He swears it's in check now, but Avenged Sevenfold frontman M. Shadows had such serious anger-management problems as a kid that he was kicked out of two different Huntington Beach, California, schools. The first time was for smashing a woman's car windows after a sixth-grade pizza party. The second, in seventh grade, ended with the mysterious death of the school principal. As Shadows (real name Matt Sanders) tells the story, he'd been slammed by the principal for leaning on a newly planted tree on school grounds. What really lit his fuse, though, was when the principal called Shadows a "punk" -- and not as in "punk rocker." That night, Shadows returned to the campus and ripped up every new tree. Someone ratted him out, but before he could be punished, the principal keeled over from heart failure. "He'd been a big steroid user, but they blamed me and kicked me out," says Shadows. "After that, everyone said I was 'the kid that killed the principal.' "

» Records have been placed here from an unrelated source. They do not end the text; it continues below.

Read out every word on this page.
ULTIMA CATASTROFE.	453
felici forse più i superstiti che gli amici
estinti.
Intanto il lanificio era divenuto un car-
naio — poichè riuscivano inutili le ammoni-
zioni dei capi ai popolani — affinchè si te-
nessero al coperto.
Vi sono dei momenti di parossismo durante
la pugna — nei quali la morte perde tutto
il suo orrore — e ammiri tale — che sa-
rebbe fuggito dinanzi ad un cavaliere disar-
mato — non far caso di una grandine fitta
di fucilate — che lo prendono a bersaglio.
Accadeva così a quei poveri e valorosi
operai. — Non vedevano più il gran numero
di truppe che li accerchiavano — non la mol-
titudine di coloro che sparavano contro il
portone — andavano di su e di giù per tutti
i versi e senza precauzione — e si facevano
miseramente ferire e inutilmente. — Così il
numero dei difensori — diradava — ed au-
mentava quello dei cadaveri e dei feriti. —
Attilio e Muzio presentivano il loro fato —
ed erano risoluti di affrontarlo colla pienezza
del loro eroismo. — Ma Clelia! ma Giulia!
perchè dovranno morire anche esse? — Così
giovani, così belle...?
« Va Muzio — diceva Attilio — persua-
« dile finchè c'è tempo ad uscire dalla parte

Six feet two and all muscle, Shadows cuts an intimidating figure, but these days he's found a less destructive, and more profitable, outlet for his rage. Avenged Sevenfold -- the goth-metal band Shadows leads, along with guitarists Zacky Vengeance and Synyster Gates, bassist Johnny Christ and drummer the Reverend -- were the hottest act on last summer's Warped Tour. Their major-label debut, City of Evil, is tunefully pummeling thrash, full of songs about demons and harlots, as if Metallica were starring in a cartoony horror movie.
A7X thrive on their contradictions: Their name is biblical (it comes from the promise that Cain's slaying of Abel will be avenged seven times over), yet their breakthrough video for "Bat Country" is a bacchanalian romp inspired by Hunter S. Thompson's Fear and Loathing in Las Vegas. Their politics are pretty conservative, but they are just as staunch in their belief that "the good life" includes access to large supplies of strippers, sports cars and controlled substances. In fact, they are bent on reviving the metal excess of their beloved Guns n' Roses.
The band members -- who range in age from twenty-one to twenty-four and have known each other since childhood -- grew up middle-class in Huntington Beach. For years, they were downwardly mobile -- not long ago they were touring in a van and eating ramen noodles without water, "just for a change of texture," says Gates. But things have turned around in the past year, and the guys are unapologetically gleeful. "We enjoy the finer things in life," says Gates. "We want money. We want nice cars. We want beautiful women."